KOSPIは3日、前日比2.74%高の2377.30で取引を終えた。ドナルド・トランプ米大統領が2〜3週間以内にイランへの集中的な攻撃に踏み切る可能性に言及したことで、取引時間中は値動きが荒くなった。
その後、イランとオマーンがホルムズ海峡の安全航行に向けたプロトコルを協議しているとの報道が伝わり、相場は切り返した。
需給面では、海外投資家がKOSPI市場で12営業日ぶりに現物・先物ともに買い越しに転じ、買越額は約1兆ウォンとなった。サムスン電子やSK hynixといった大型半導体株に加え、Hanwha Oceanなど造船、防衛、原発関連銘柄も指数を押し上げた。
市場関係者の間では、今後1〜2週間は米政権の対応方針とホルムズ海峡の通航が実際に安定するかどうかが、リスク資産への選好を左右するとの見方が出ている。
イ・ギョンミンDS Investment & Securities研究員は「イラン発の地政学リスクはピークを通過しつつある」と指摘。「コスト負担は避けられないが、主要原材料で実際の供給混乱が起きる最悪のシナリオは回避した」と分析した。
地政学的な不確実性が残るなかでも、韓国株には依然として割安感があるとの指摘もある。KOSPIの12カ月先行PERは7.6倍まで低下した。

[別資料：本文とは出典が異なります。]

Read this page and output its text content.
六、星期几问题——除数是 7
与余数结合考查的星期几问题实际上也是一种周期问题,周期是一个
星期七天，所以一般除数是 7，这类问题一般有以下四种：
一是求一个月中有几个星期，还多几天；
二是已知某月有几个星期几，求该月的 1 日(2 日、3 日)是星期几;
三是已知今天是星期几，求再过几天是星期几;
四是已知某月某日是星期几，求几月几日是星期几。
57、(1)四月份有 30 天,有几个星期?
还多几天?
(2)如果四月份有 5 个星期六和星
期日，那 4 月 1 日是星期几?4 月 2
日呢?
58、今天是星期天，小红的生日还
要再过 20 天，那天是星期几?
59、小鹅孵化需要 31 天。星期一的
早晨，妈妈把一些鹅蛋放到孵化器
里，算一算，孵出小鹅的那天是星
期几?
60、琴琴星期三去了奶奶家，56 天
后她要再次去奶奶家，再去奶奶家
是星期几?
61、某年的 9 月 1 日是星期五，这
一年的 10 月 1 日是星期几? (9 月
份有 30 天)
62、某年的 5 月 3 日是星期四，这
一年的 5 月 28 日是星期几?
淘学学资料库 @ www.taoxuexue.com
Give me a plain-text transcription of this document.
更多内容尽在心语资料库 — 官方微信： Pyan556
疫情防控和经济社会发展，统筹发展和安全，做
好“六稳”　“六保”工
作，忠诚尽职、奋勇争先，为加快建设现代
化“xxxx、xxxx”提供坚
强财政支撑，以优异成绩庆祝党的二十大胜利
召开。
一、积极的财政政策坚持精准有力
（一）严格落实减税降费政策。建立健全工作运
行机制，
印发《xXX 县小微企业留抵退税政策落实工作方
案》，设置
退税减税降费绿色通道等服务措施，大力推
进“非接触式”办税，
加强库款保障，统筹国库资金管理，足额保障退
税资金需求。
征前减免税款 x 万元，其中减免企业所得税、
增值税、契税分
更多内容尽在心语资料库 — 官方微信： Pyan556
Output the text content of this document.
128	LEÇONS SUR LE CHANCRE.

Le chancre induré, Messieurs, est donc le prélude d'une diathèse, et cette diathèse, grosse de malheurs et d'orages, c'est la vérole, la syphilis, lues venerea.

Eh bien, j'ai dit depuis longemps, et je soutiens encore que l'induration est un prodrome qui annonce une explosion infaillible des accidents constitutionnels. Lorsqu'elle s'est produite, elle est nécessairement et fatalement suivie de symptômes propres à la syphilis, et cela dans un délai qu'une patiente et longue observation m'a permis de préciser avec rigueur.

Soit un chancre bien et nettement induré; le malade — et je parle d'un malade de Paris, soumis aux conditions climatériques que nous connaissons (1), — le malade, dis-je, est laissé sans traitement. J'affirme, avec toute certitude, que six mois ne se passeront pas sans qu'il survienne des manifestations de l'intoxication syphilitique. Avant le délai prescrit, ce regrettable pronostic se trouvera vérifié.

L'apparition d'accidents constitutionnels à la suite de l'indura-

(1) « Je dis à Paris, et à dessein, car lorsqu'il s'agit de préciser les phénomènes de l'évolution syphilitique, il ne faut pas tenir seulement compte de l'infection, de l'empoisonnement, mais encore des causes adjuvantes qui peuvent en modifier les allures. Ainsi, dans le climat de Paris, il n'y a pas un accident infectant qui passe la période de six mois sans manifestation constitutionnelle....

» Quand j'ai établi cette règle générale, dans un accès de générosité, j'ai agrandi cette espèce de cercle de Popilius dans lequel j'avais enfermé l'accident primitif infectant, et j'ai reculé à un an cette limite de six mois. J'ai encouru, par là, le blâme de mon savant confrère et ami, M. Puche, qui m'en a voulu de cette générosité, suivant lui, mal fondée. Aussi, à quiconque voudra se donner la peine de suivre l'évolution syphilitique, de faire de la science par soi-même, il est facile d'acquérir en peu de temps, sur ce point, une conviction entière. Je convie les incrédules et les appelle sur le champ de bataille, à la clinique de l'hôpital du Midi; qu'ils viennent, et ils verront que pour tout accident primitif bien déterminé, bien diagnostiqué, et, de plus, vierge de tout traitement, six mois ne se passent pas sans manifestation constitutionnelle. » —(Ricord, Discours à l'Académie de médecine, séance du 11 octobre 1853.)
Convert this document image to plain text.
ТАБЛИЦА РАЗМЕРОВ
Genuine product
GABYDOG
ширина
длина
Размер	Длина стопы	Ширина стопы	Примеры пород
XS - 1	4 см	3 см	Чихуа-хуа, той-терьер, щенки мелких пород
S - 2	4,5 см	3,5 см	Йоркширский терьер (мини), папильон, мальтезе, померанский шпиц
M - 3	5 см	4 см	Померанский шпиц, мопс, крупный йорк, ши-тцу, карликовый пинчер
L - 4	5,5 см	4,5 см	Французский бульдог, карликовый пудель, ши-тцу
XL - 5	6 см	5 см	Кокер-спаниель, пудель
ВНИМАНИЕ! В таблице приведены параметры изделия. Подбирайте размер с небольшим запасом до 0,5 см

イ・ソンフンKiwoom Securities研究員は、この水準について「2011年8月の米国債格下げ時や、2018年10月の米中貿易摩擦時の底値圏に近い」と説明した。利益コンセンサスの上方修正も踏まえると、ファンダメンタルズを軸にした押し目買いが有効な局面だとしている。
市場が落ち着きを取り戻す局面で、最も早く株価の戻りを主導する業種としては半導体が有力視されている。
イ・ジェマンHana Securities研究員は「KOSPI半導体セクターのPBRは年初来高値比で22%低い1.89倍の水準にある一方、12カ月予想営業利益率は47%と過去最高を更新している」と指摘した。そのうえで、米連邦準備制度理事会(FRB)の利上げへの警戒感が後退すれば、半導体が指数反発を主導する可能性が高いとみている。
業種選別では、国際原油相場の動向も重要な材料になる。足元のWTIは1バレル110ドル(約1万6500円)を上回っている。
原油価格が90ドル(約1万3500円)前後を維持した場合、S&P500ではメディアと資本財、KOSPIでは造船と機械で営業利益率の改善幅が大きく、相対的に有利になるとの分析が出ている。
一方、原油が80ドル(約1万2000円)近辺まで下落した場合は、S&P500ではハードウェア、運輸、医薬バイオ、KOSPIでは運輸、自動車、二次電池、鉄鋼、化学が注目される見通しだ。
さらに原油が70ドル(約1万500円)前後で安定すれば、銀行、ソフトウェア、医薬バイオのPERが相対的に高くなると予測された。
市場の関心は足元で、地政学リスクから企業業績や主要マクロ指標へと急速に移っている。海外主要メディアの間でも、韓国株は地政学リスクが残るなかでも、AIと半導体産業の成長を追い風に中長期の上昇余地を保っているとの見方が示されている。
7日にはサムスン電子が2026年1〜3月期の暫定決算を公表する。10日には韓国銀行・金融通貨委員会に加え、米国の3月消費者物価指数(CPI)、中国の3月物価指標の発表が予定されている。
証券業界では、物価の水準や中東情勢の受け止め方を巡って一時的に相場が不安定になる可能性はあるものの、最終的にはファンダメンタルズを確認しながら指数は緩やかな回復基調をたどるとの見方が多い。
チョン・ヘチャンDS Investment & Securities研究員は「来週は米国の雇用統計と物価指標、連邦公開市場委員会(FOMC)議事要旨まで主要マクロイベントが集中する」と述べた。そのうえで、市場の関心が地政学リスクから企業業績や景気指標へ移る局面で、株式市場の方向性を見極める分岐点になると指摘した。